14 February 2023

When creating a financial consolidation strategy, it is important to ensure that all automated processes and tools are integrated with one another.
Errors in financial consolidation arise from an organization’s increase in size and complexity as well as the use of obsolete or insufficient technologies by the finance department. As a result, a series of mistakes, inaccurate data, and duplications occur that may compromise the company’s compliance and the truthfulness of their remarks. As the company’s demands change, an integrated financial system guarantees that business operations can scale with the company’s growth rate.
A purpose-built consolidation system also changes the statements from a compliance requirement into an active strategic asset, enabling stakeholders, investors, and decision-makers to take initiatives knowing exactly how the company’s finances are doing. Following that, the typical financial consolidation issues that companies may encounter in 2023 are as follows:
Not Automating Financial Consolidation Processes
Some advantages of automation are plain to perceive. The company’s staff can devote more time to using their abilities in careful analysis and less time to laborious labor. Others, however, are less obvious. Various typical causes of inaccuracy are eliminated through automation. Human error is unavoidable when manual processes are used. Even the most meticulous and well-organized finance teams can make errors. Inaccuracies in financial reporting can be expensive and potentially humiliating.
The inevitable human error that results from incorrect data entry, copy/paste errors, or even adjustments to source or destination file formats that leads to unexpected (and inaccurate) findings when creating intercompany accounts can be greatly reduced by automating the close and consolidation processes. Companies can use automation to more clearly define protocol compliance and who has access to confidential financial data of the business. By monitoring user behavior and specific transactions, this not only avoids errors but also lowers the chance of fraud.
Automation improves real-time visibility and expedites the closing process. Leaders are keen to obtain information as quickly as possible in a company environment that is changing swiftly without losing accuracy. To improve corporate agility and responsiveness, many have shifted to more frequent reporting and planning cycles. The finance team invariably becomes mired down with time-consuming, repetitious duties when the company relies on manual methods to generate monthly reports. Automation greatly reduces friction in the procedure, speeding up the production of outcomes.
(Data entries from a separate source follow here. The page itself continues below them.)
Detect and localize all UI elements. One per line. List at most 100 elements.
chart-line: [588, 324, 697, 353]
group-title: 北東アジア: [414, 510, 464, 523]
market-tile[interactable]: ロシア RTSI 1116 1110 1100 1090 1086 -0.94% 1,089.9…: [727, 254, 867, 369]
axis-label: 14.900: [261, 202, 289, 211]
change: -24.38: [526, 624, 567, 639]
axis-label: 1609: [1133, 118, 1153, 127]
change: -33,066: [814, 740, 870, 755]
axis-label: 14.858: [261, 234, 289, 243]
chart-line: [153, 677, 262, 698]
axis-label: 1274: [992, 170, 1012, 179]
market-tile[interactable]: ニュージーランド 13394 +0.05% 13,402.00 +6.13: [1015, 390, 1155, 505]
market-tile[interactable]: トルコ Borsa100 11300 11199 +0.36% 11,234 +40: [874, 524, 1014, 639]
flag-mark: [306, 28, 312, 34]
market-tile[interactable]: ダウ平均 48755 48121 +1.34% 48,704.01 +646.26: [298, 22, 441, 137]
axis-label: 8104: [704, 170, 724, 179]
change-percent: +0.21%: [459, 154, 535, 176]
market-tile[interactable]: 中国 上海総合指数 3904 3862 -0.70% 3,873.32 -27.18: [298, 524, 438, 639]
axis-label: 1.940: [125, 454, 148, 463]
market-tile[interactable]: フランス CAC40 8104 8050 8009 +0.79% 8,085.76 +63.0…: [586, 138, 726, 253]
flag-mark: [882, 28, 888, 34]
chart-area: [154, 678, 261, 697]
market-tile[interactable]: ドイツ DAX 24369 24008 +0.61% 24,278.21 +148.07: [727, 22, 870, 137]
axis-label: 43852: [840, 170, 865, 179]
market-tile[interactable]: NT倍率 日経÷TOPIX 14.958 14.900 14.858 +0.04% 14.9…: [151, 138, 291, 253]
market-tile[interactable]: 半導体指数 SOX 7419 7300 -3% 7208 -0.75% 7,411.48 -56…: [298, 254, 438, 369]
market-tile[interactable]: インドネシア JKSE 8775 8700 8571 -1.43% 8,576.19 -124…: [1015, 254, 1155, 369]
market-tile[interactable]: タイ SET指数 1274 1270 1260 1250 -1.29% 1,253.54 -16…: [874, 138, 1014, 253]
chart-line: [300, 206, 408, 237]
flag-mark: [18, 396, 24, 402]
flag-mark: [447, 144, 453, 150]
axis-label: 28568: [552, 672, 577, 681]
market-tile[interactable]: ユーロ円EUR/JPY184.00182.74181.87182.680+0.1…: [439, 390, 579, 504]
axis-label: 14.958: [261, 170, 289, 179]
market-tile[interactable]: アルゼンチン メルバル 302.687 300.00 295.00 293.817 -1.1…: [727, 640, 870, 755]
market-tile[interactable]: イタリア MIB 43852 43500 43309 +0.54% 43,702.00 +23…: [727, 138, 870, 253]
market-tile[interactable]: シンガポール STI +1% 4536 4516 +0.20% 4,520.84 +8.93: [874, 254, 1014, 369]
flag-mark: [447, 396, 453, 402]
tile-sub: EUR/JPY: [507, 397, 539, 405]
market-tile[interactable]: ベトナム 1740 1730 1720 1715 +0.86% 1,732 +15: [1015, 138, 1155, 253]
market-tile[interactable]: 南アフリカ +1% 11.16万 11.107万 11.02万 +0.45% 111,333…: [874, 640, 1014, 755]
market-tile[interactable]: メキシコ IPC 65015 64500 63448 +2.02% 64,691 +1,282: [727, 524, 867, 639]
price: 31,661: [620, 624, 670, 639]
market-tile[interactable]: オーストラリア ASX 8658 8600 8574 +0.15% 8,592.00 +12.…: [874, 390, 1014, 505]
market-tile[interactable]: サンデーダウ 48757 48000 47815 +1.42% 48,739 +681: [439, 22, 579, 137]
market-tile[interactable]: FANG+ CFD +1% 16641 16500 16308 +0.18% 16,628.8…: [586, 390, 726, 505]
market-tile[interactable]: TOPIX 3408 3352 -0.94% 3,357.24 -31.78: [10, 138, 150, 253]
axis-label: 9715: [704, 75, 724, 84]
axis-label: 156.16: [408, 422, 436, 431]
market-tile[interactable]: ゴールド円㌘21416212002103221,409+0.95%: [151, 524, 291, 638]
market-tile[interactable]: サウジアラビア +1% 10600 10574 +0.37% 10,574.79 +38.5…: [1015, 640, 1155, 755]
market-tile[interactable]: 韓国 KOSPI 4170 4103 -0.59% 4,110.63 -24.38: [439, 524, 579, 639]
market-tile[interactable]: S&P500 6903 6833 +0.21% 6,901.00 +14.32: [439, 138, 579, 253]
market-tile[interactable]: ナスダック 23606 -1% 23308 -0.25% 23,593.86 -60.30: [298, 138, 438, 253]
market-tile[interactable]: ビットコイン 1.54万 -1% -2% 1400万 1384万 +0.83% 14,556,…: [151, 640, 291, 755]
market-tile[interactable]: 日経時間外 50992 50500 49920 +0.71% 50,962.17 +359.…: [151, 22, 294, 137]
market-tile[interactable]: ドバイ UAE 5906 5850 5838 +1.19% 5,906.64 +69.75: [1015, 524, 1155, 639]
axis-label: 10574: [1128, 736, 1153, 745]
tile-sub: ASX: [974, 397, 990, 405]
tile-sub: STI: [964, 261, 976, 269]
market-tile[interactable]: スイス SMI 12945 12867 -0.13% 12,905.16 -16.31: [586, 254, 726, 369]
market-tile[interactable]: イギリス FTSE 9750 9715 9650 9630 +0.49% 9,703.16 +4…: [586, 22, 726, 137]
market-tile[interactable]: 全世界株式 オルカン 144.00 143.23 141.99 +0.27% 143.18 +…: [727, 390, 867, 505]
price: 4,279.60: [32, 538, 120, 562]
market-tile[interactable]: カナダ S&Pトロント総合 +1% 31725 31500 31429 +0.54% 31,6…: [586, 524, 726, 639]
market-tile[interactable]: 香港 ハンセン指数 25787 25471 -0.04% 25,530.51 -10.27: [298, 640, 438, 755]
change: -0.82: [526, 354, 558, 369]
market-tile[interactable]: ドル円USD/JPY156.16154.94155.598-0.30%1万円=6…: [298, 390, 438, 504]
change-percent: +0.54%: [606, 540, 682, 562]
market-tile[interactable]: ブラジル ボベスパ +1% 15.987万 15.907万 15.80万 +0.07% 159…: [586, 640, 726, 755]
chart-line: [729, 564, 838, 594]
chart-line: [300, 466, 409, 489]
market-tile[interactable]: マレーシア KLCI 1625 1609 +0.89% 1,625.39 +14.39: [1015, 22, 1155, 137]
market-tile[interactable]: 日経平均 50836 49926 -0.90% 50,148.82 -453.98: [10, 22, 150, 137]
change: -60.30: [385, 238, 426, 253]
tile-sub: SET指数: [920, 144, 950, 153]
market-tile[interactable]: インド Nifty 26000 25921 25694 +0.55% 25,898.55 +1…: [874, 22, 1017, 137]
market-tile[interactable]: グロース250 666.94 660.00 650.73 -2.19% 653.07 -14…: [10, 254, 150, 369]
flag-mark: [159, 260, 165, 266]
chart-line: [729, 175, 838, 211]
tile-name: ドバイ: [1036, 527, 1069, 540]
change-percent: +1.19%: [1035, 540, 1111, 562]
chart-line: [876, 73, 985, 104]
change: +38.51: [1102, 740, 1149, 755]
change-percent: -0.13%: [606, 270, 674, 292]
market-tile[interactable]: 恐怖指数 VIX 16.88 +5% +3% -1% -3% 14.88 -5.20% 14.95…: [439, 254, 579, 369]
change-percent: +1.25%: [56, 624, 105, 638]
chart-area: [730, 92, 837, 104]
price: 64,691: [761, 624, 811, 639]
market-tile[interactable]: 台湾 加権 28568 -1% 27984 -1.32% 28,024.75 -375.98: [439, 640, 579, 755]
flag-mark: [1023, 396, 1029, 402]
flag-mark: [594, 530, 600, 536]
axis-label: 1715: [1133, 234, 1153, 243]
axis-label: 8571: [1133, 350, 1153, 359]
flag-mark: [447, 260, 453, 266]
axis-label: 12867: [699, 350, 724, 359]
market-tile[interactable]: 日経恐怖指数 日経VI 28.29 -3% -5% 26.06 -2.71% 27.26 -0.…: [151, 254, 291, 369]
Not Using The Right Financial Consolidation Tools
Finance teams use a variety of financial planning tools, including the ERP platform, accounting software, and, maybe excessively, Microsoft Excel. Poor integration is the main issue brought on by these multi-tool processes. Many of these platforms struggle to “speak to each other,” which results in the use of mismatched file formats and a lack of data portability and visibility between the tools.
This explains why financial consolidation uses spreadsheets so frequently. From several financial sources, data is physically downloaded or exported, then manually combined within an Excel spreadsheet. This requirement can lead to problems with collaboration and visibility amongst remote stakeholders, as well as wasteful in terms of the time required to develop statements and the duplication of effort. It is best for businesses to invest in a software or system that will combine the existing tools and procedures in order to prevent this.
Select a piece of software that will facilitate the acceleration and simplification of financial consolidation procedures. Additionally, the software finance leaders choose should be adaptable and able to take into account the numerous foreign reporting standards as well as the manner the organization operates. To help the business become more focused and agile, look for software that enables easy interaction with a performance management platform.
In order to provide a higher level of transparency in their reporting, it is imperative that the company’s financial close and consolidation software be well integrated with each one of them. Finance teams should also be able to trace all of the company’s financial results back to the original data sources.
Changing Reporting Requirements
Reporting structures will alter along with external influences or as an organization’s internal structure evolves. In addition to economic conditions and market trends (for prediction and scenario planning purposes), external influences can include statutory reporting requirements. Acquisitions, mergers, joint ventures, and the adoption of new software systems and procedures are examples of internal forces.
The restrictive financial consolidation systems that rely on manually updated spreadsheets and data input are all strained by these changes. The procedure is cumbersome and ineffective because of the time needed to adapt to changes inside the system. Establishing an agile process with built-in scalability and responsiveness will enable companies to swiftly modify their reporting requirements to meet with current accounting standards and maintain the practices in line with evolving business needs.
Accuracy of data is crucial in the close and consolidation process. By taking note of these 3 key challenges, businesses will be able to take the necessary steps to further streamline their processes and enhance accuracy in their reporting. Now that we have entered the age of automation and technology, having too many tools that do not work cohesively with one another can also pose a problem. When creating a financial consolidation strategy, it is important to ensure that all automated processes and tools are integrated with one another so that the finance team does not spend too much time on just figuring out how to get the data they need.